Exhibits, Demos & Posters
Storage Space, Advance Reservation and Scheduling
- Sree Lakshmi D. Gudreddi, Department of Computer Engineering, Santa Clara University
- Silvia Figueira, Department of Computer Engineering, Santa Clara University
With the proliferation of data grids, tremendous amounts of data are being generated and stored across widely-distributed servers in the grid. Often, massive amounts of scientific datasets have to be transferred to data centers, which are closer to science centers, for analysis and manipulation. To ensure availability of storage at the destination data centers, space must be reserved in advance.
We defined an advance reservation model to schedule storage space in data centers. Advance reservation guarantees availability of resources at the required time in the future. However, it introduces storage fragmentation resulting in higher blocking probability. We show that using flexibility in the start time of reservations lowers blocking probability and also increases utilization.
The model was assessed using simulation techniques.
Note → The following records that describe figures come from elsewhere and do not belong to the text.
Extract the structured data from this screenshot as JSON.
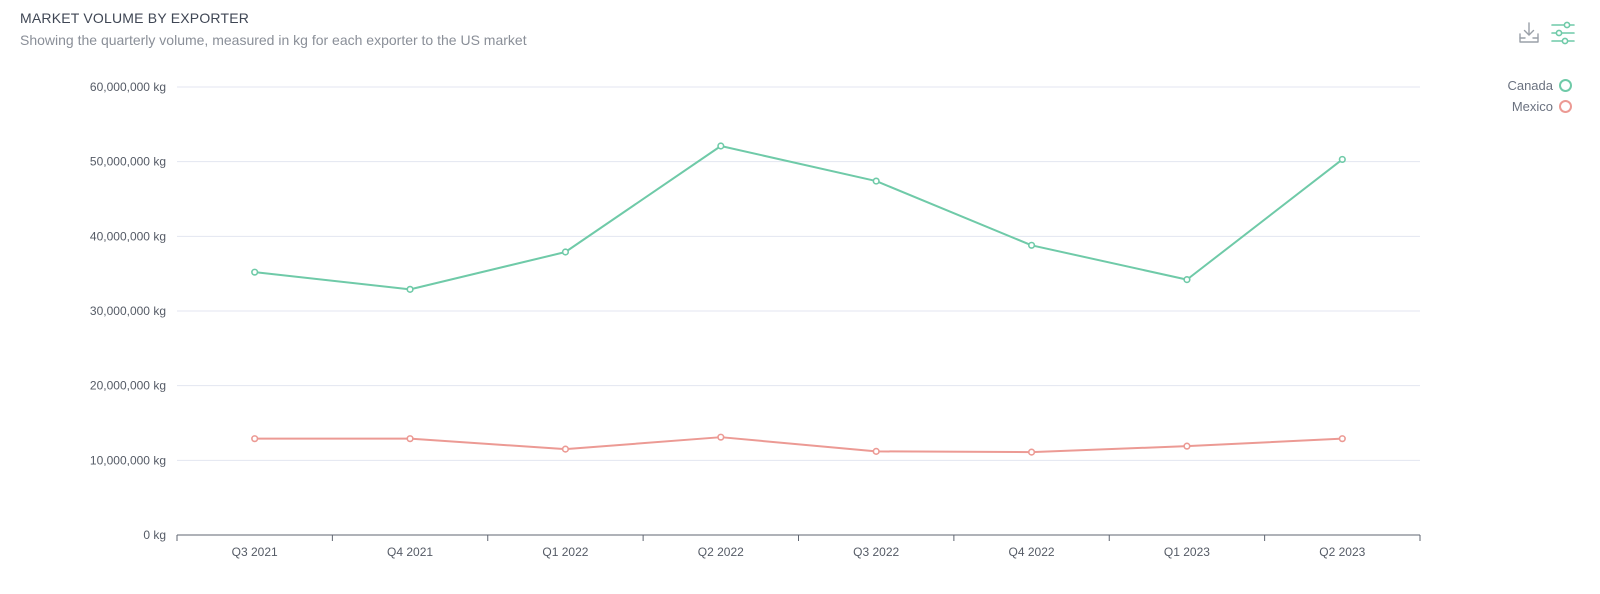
{
  "header": {
    "title": "MARKET VOLUME BY EXPORTER",
    "subtitle": "Showing the quarterly volume, measured in kg for each exporter to the US market"
  },
  "toolbar": {
    "download_icon": "download-tray-icon",
    "filter_icon": "sliders-icon"
  },
  "colors": {
    "canada": "#6fcaa8",
    "mexico": "#ec9a94",
    "grid": "#e3e6f0",
    "axis": "#5f6570"
  },
  "chart_data": {
    "type": "line",
    "title": "MARKET VOLUME BY EXPORTER",
    "subtitle": "Showing the quarterly volume, measured in kg for each exporter to the US market",
    "categories": [
      "Q3 2021",
      "Q4 2021",
      "Q1 2022",
      "Q2 2022",
      "Q3 2022",
      "Q4 2022",
      "Q1 2023",
      "Q2 2023"
    ],
    "series": [
      {
        "name": "Canada",
        "color": "#6fcaa8",
        "values": [
          35200000,
          32900000,
          37900000,
          52100000,
          47400000,
          38800000,
          34200000,
          50300000
        ]
      },
      {
        "name": "Mexico",
        "color": "#ec9a94",
        "values": [
          12900000,
          12900000,
          11500000,
          13100000,
          11200000,
          11100000,
          11900000,
          12900000
        ]
      }
    ],
    "y_ticks": [
      "0 kg",
      "10,000,000 kg",
      "20,000,000 kg",
      "30,000,000 kg",
      "40,000,000 kg",
      "50,000,000 kg",
      "60,000,000 kg"
    ],
    "ylim": [
      0,
      60000000
    ],
    "y_unit": "kg",
    "grid": true,
    "legend_position": "top-right",
    "xlabel": "",
    "ylabel": ""
  }
}
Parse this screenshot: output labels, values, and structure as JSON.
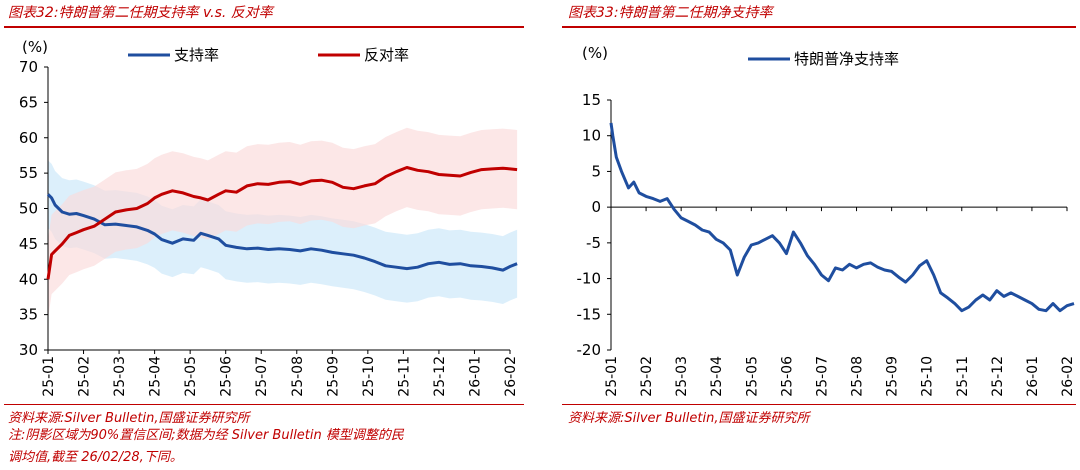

A trace-generator program was developed to generate traces with reservation requests. Typically, a request is defined by the arrival time, reservation size, duration, and flexibility window size. The random values for the request parameters were generated using stochastic distributions. The scheduler program uses reservation techniques to schedule the request workload generated by the trace generator. The reservation techniques studied were: first-fit, best-fit, worst-fit, and last-fit. The scheduler either accepts, rejects, or blocks each request, according to the current availability at each moment in the simulation.
Experiments were conducted for several traces obtained by varying the request arrival rate and the flexibility limits. We showed that flexibility improves performance. We also showed that, in the scenarios studied, the worst-fit reservation technique is the most effective in both lowering the blocking probability and in increasing the storage space utilization.